Using of a hind paw incisional model, the effects of a selective C5aR antagonist, PMX53, on nociceptive behaviors were measured after incision in vivo. mRNA levels of C5 and C5aR in skin, dorsal root ganglia (DRG) and spinal cord, and C5a protein levels in the skin were quantified after incision. The responses of nociceptors to C5a were also evaluated using the in vitro skin-nerve preparation.

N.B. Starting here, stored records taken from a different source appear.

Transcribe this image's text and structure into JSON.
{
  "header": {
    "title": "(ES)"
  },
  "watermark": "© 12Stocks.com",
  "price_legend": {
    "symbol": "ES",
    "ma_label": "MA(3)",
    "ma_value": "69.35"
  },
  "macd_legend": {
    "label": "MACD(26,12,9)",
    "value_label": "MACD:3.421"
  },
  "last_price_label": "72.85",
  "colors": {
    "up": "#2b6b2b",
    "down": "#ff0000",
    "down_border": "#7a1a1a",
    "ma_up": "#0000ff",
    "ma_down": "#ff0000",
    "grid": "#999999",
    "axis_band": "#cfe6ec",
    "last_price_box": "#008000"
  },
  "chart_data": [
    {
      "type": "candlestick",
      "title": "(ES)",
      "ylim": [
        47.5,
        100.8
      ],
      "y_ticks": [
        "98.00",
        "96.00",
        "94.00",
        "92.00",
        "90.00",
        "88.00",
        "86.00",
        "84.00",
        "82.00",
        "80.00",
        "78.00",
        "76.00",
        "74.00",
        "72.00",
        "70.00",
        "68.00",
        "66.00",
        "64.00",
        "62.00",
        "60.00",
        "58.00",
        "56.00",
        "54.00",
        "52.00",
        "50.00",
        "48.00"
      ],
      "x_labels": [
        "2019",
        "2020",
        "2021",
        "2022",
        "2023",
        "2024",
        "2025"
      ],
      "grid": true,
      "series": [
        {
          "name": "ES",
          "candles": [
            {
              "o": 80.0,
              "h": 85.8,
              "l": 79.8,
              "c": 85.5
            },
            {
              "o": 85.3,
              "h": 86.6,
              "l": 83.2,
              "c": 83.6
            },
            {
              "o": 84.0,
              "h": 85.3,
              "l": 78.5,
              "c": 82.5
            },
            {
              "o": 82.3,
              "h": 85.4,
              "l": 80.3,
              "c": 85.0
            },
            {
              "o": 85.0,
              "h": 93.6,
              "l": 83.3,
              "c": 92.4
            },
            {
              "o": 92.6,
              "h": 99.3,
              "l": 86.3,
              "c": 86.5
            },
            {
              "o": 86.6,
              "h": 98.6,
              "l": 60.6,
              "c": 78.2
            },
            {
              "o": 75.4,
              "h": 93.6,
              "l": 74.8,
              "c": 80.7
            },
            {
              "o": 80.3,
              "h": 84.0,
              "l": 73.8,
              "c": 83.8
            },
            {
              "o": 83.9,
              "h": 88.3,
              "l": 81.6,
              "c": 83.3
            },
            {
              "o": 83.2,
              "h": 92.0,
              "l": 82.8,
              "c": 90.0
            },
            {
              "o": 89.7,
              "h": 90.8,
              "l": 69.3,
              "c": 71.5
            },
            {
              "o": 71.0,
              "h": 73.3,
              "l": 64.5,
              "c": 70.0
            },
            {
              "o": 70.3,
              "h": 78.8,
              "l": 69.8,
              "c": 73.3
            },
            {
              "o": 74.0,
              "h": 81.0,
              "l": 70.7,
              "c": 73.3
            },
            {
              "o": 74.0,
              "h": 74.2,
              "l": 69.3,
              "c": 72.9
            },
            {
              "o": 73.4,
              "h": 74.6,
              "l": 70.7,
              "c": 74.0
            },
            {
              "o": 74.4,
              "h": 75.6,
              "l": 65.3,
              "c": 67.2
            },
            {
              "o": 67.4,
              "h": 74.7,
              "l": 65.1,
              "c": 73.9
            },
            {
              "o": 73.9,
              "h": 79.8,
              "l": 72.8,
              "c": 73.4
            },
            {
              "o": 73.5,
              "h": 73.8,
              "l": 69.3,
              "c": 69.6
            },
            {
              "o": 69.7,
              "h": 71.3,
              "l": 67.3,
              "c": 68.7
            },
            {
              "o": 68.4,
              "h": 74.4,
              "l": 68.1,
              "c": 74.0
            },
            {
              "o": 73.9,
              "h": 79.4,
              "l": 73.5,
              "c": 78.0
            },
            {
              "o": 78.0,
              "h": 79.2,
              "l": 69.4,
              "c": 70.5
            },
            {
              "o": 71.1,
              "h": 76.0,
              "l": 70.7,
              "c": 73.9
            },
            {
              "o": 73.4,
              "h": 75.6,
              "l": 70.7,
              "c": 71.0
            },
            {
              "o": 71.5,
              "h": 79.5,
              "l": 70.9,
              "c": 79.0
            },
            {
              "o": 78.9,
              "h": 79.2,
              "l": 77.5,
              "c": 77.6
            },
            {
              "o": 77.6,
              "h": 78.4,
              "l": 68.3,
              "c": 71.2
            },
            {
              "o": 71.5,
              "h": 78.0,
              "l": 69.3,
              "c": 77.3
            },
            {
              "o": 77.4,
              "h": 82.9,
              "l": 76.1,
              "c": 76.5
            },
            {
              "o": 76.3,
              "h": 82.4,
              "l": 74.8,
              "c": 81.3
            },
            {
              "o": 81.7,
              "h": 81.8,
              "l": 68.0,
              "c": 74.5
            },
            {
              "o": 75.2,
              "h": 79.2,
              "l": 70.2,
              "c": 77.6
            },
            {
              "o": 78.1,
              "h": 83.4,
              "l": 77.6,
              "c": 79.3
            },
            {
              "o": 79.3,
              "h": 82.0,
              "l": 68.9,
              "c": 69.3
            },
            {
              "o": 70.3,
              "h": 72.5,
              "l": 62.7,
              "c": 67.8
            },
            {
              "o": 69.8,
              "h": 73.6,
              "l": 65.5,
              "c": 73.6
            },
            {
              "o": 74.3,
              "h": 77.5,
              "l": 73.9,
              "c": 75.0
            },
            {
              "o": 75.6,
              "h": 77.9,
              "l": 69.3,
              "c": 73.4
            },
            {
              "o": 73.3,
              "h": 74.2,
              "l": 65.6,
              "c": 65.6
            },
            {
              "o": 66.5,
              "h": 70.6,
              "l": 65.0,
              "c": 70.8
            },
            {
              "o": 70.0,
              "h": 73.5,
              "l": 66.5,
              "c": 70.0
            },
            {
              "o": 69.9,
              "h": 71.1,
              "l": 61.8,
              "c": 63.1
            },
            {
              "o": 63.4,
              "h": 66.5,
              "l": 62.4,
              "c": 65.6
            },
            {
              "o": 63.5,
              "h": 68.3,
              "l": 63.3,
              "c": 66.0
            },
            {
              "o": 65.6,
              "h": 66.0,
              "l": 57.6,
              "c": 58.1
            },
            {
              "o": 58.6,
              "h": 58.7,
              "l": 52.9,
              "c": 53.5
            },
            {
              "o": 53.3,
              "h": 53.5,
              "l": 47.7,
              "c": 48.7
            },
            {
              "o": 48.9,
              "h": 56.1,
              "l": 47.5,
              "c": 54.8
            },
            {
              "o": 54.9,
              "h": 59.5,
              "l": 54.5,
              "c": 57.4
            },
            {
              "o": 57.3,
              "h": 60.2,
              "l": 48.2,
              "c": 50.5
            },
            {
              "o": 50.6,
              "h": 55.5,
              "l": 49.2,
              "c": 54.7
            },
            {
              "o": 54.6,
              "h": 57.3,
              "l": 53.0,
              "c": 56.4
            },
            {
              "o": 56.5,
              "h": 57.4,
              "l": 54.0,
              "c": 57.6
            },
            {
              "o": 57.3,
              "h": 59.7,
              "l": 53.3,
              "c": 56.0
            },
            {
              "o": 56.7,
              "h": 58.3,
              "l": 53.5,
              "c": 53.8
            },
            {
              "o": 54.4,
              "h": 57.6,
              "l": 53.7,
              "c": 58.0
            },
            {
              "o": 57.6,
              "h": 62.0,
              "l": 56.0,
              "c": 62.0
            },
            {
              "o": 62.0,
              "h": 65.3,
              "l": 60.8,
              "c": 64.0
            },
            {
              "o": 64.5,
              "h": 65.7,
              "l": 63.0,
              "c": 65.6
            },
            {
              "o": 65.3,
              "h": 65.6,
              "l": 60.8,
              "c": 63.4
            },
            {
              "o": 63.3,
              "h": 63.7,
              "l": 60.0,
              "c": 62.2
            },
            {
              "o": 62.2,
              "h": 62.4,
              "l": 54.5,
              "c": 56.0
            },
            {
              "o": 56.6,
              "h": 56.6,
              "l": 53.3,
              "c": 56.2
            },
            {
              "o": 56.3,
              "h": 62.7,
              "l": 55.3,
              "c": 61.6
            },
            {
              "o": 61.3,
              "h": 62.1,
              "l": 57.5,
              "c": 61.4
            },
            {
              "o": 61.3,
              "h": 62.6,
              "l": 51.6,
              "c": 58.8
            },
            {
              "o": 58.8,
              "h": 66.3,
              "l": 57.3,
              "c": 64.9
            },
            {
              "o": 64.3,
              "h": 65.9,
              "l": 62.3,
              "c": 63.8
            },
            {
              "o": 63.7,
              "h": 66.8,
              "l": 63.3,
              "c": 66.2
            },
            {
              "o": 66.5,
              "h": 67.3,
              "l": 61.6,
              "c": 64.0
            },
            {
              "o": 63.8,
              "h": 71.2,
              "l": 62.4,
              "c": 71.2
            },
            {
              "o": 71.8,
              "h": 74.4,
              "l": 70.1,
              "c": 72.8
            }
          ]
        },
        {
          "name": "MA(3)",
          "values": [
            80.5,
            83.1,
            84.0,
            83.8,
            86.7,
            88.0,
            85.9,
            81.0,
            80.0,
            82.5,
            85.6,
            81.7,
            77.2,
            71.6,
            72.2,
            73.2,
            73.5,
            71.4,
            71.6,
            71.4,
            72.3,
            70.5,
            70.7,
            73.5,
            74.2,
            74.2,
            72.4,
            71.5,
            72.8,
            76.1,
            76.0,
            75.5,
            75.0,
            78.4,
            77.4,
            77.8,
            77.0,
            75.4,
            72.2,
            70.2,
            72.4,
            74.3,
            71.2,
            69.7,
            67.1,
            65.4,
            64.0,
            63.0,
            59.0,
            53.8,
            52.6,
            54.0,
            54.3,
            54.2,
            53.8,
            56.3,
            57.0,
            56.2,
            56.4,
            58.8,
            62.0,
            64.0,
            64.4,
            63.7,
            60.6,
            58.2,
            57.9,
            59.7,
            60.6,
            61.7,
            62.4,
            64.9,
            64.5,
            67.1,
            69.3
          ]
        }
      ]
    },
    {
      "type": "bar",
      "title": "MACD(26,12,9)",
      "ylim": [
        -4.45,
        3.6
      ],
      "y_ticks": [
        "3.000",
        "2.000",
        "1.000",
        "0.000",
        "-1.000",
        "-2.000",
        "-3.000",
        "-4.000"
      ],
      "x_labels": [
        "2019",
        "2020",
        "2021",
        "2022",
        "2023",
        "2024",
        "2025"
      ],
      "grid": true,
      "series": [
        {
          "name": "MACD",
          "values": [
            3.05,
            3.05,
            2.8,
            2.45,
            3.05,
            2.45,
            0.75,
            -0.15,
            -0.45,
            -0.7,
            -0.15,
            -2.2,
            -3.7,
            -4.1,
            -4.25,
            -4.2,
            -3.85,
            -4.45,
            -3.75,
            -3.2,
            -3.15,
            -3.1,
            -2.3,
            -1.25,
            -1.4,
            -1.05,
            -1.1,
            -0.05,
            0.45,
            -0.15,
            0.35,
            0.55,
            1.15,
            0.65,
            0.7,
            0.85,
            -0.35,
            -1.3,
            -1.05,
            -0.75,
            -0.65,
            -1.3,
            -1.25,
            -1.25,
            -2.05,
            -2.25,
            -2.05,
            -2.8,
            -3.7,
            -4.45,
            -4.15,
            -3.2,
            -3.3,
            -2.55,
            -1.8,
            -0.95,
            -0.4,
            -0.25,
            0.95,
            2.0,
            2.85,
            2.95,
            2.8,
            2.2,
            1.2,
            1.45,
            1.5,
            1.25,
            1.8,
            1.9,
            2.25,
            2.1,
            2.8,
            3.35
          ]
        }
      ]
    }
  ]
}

Local administration of PMX53 suppressed heat hyperalgesia and mechanical allodynia induced by C5a injection or after hind paw incision in vivo. mRNA levels of C5 and C5aR in the skin, but not DRG and spinal cord, were dramatically increased after incision. C5a protein in the skin was also increased after incision. In vitro C5a did not increase the prevalence of fibers with ongoing activity in afferents from incised versus control, unincised skin. C5a sensitized C-fiber afferent responses to heat; however, this was less evident in afferents adjacent to the incision. PMX53 blocked sensitization of C-fiber afferents to heat by C5a but did not by itself influence ongoing activity or heat sensitivity in afferents innervating control or incised skin. The magnitude of mechanical responses was also not affected by C5a in any nociceptive fibers innervating incised or unincised skin.

This study demonstrates that high locally generated C5a levels are present in wounds for at least 72 hours after incision. In skin, C5a contributes to hypersensitivity after incision, but increased responsiveness of cutaneous nociceptors to C5a was not evident in incised skin. Thus, high local concentrations of C5a produced in wounds likely contribute to postoperative pain.